Percakapan Hening
Sebatas apakah engkau pahami pertemuan kita?
Teramat dangkal ketika aku atau engkau harus selalu
jujur menjawabnya. Memang demikian: ada kalanya harus
saling membohongi diri sendiri, mengisi dan menjawab teka-
teki dalam hati dengan ungkapan dan dugaan-dugaan. Tapi
memang siapa yang lebih akrab mengajari kita selain batin
kita sendiri yang terus menerus memendarkan pudar cahaya
warna-warni, ke sela lubang pintu yang sesekali mesti terbuka dan terkunci rapat ini?
Ya. Seperti itulah pertemuan yang memang, terkadang
melahirkan berbagai bentuk penafsiran. Karena itu,
tak perlu panjang lebar engkau risaukan segala yang
tiba-tiba hadir bersebrangan dan bersimpangan. Tak
perlu meneteskan air mata. Tak perlu saling mengucapkan selamat
tinggal. Cukup saling diam. Dan tak akan pernah ada lagi cerita.
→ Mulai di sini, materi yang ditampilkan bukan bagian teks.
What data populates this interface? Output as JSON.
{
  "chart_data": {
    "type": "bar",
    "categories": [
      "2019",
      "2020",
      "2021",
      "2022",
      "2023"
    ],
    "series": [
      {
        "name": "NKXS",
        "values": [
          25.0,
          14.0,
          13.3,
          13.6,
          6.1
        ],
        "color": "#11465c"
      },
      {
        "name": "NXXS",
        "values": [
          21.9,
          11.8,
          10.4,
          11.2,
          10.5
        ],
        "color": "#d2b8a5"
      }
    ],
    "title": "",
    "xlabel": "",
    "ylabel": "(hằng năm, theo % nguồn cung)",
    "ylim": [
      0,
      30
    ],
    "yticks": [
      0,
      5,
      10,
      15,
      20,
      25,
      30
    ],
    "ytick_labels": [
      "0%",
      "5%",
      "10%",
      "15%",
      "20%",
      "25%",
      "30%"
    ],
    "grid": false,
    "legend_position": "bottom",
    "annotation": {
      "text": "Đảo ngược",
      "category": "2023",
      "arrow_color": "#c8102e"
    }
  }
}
Barangkali dari negeri jauh, kita tetap bayangan
yang sewaktu-waktu melintas begitu lesat. Dan wajarlah
kita rapatkan bulu mata sambil menghela napas panjang.
Barangkali kita dengar jelas suara isak tertahan,
sesekali gemeretuk lekuk tubuh. Seperti itulah kelak, selalu
dan selalu, dihadapkan dua kemungkinan: mengenang atau melupakan.